The ladies gasped at this frontal attack, not just on poor Miss Carpenter, but on poetry itself. If you can’t call an elephant “Afric’s wondrous brute” what can you call it? Why write poetry at all? Miss Carpenter’s eyes filled with tears.
“Look here, Tom, that’s very extreme,” grumbled the Collector, displeased. “I found it a very fine poem indeed. One of the best we’ve heard, I should think. Mind you,” he added as his confidence once more deserted him, “the subject of the Exhibition, as you know, is one that holds a particular interest for me.”
Miss Carpenter coloured prettily at this speech and appeared not to hear the Magistrate’s derisive: “Ha!” “The fellow is quite impossible!” mused the Collector crossly.
Not everyone, the Collector was aware, is improved by the job he does in life; some people are visibly disimproved. The Magistrate had performed his duties for the Company conscientiously but they had not had a good effect on him: they had made him cynical, fatalistic, and too enamoured of the rational. His interest in phrenology, too, had had a bad effect; it had reinforced the determinism which had sapped his ideals, for he evidently believed that all one’s acts were limited by the shape of one’s skull.

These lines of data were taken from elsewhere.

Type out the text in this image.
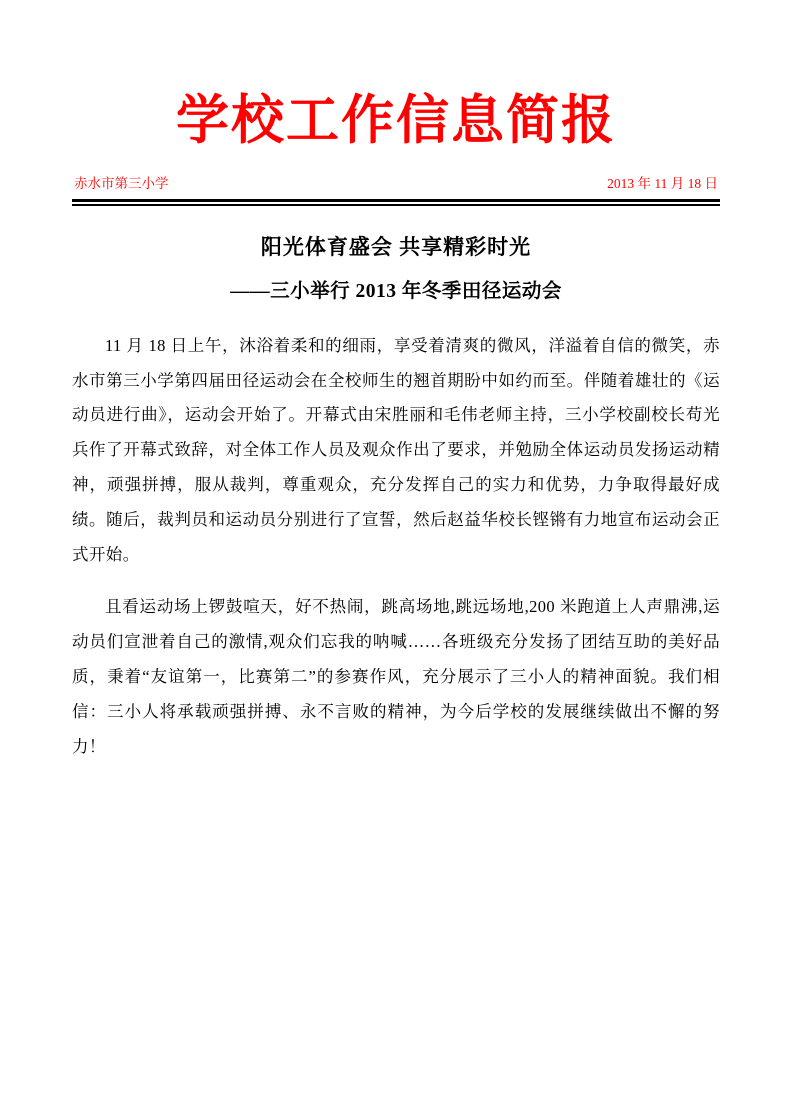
学校工作信息简报
赤水市第三小学	2013 年 11 月 18 日
阳光体育盛会 共享精彩时光
——三小举行 2013 年冬季田径运动会

11 月 18 日上午，沐浴着柔和的细雨，享受着清爽的微风，洋溢着自信的微笑，赤水市第三小学第四届田径运动会在全校师生的翘首期盼中如约而至。伴随着雄壮的《运动员进行曲》，运动会开始了。开幕式由宋胜丽和毛伟老师主持，三小学校副校长苟光兵作了开幕式致辞，对全体工作人员及观众作出了要求，并勉励全体运动员发扬运动精神，顽强拼搏，服从裁判，尊重观众，充分发挥自己的实力和优势，力争取得最好成绩。随后，裁判员和运动员分别进行了宣誓，然后赵益华校长铿锵有力地宣布运动会正式开始。

且看运动场上锣鼓喧天，好不热闹，跳高场地,跳远场地,200 米跑道上人声鼎沸,运动员们宣泄着自己的激情,观众们忘我的呐喊……各班级充分发扬了团结互助的美好品质，秉着“友谊第一，比赛第二”的参赛作风，充分展示了三小人的精神面貌。我们相信：三小人将承载顽强拼搏、永不言败的精神，为今后学校的发展继续做出不懈的努力！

Given the swelling above and behind the ear on each side of his skull (he had once insinuated) there was not very much the Collector could do to remedy his inability to make rapid decisions … Though, of course, one could not be “absolutely sure” without making exact measurements. He had also begun to say something about a bump on each side of the Collector’s crown which signified “love of approbation”, but noticing, at last, how badly the Collector was responding to this opportunity for self-knowledge he had desisted with a sigh.